Les éditions Bourgois publiaient à la rentrée l’unique nouvelle qu’ait jamais écrite la romancière américaine Toni Morrison, Récitatif.
Prix Nobel en 1993, auteur du très célèbre Beloved en 1988, qui lui vaudra le prix Pulitzer, Morrison a écrit ce court texte en 1983. Très clairement, cette « short story » scintille dans son œuvre d’un éclat très particulier. À tel point que l’édition française lui a ajouté une postface de la romancière britannique Zadie Smith, écrite pécialement pour rendre plus transparentes encore ces quelques pages magistralement elliptiques de l’Américaine.
Une Noire et une Blanche
L’histoire démarre par la rencontre de deux petites filles de huit ans, Twyla, la narratrice, et Roberta, dans un orphelinat nommé St-Bonny, situé dans l’Amérique profonde. Elles deviennent amies, se séparent, et se revoient au hasard de la vie, non sans que subsiste une certaine ambivalence dans leurs rapports. Ce n’est pas une amitié pure, dégagée de toute contingence : « Un jour, douze ans plus tôt, déclare par exemple Twyla, on s’était croisées comme des étrangères. Une Noire et une Blanche dans un Howard Johnson sur l’autoroute et qui n’avaient rien à se dire ». Ainsi, les états d’âme fluctuent au fil du temps.

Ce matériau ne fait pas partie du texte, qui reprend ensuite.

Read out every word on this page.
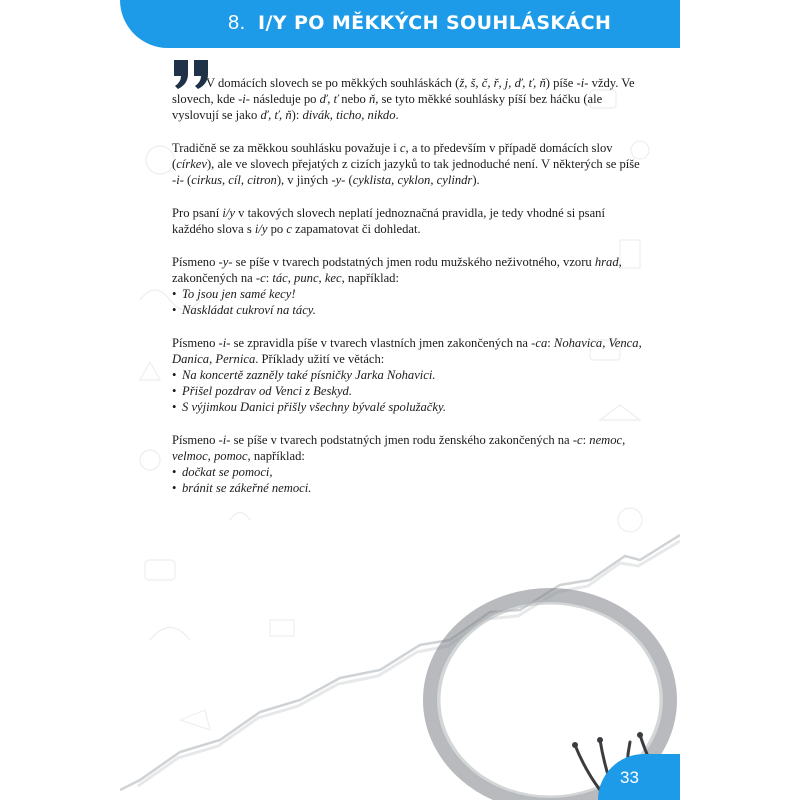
8. I/Y PO MĚKKÝCH SOUHLÁSKÁCH

V domácích slovech se po měkkých souhláskách (ž, š, č, ř, j, ď, ť, ň) píše -i- vždy. Ve slovech, kde -i- následuje po ď, ť nebo ň, se tyto měkké souhlásky píší bez háčku (ale vyslovují se jako ď, ť, ň): divák, ticho, nikdo.

Tradičně se za měkkou souhlásku považuje i c, a to především v případě domácích slov (církev), ale ve slovech přejatých z cizích jazyků to tak jednoduché není. V některých se píše -i- (cirkus, cíl, citron), v jiných -y- (cyklista, cyklon, cylindr).

Pro psaní i/y v takových slovech neplatí jednoznačná pravidla, je tedy vhodné si psaní každého slova s i/y po c zapamatovat či dohledat.

Písmeno -y- se píše v tvarech podstatných jmen rodu mužského neživotného, vzoru hrad, zakončených na -c: tác, punc, kec, například:
• To jsou jen samé kecy!
• Naskládat cukroví na tácy.
Písmeno -i- se zpravidla píše v tvarech vlastních jmen zakončených na -ca: Nohavica, Venca, Danica, Pernica. Příklady užití ve větách:
• Na koncertě zazněly také písničky Jarka Nohavici.
• Přišel pozdrav od Venci z Beskyd.
• S výjimkou Danici přišly všechny bývalé spolužačky.
Písmeno -i- se píše v tvarech podstatných jmen rodu ženského zakončených na -c: nemoc, velmoc, pomoc, například:
• dočkat se pomoci,
• bránit se zákeřné nemoci.
33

Toni Morrison se garde de tout nous dévoiler, et se contente seulement de faire comprendre que les deux fillettes sont de couleurs différentes. L’une est blanche, l’autre noire, mais sans qu’on sache exactement qui est qui. C’est au lecteur de se faire sa propre idée, à partir des indices que donne le texte. Ce procédé pourrait paraître artificiel, mais en fait, sous la plume de Morrison, il semble parfaitement aller de soi. Insister sur la couleur de peau des fillettes aurait paru une grossièreté. La narration, dans Récitatif, se développe au contraire avec la plus grande harmonie, et Twyla et Roberta sont décrites, non à partir de leur appartenance à une race, mais dans la vérité de leur être.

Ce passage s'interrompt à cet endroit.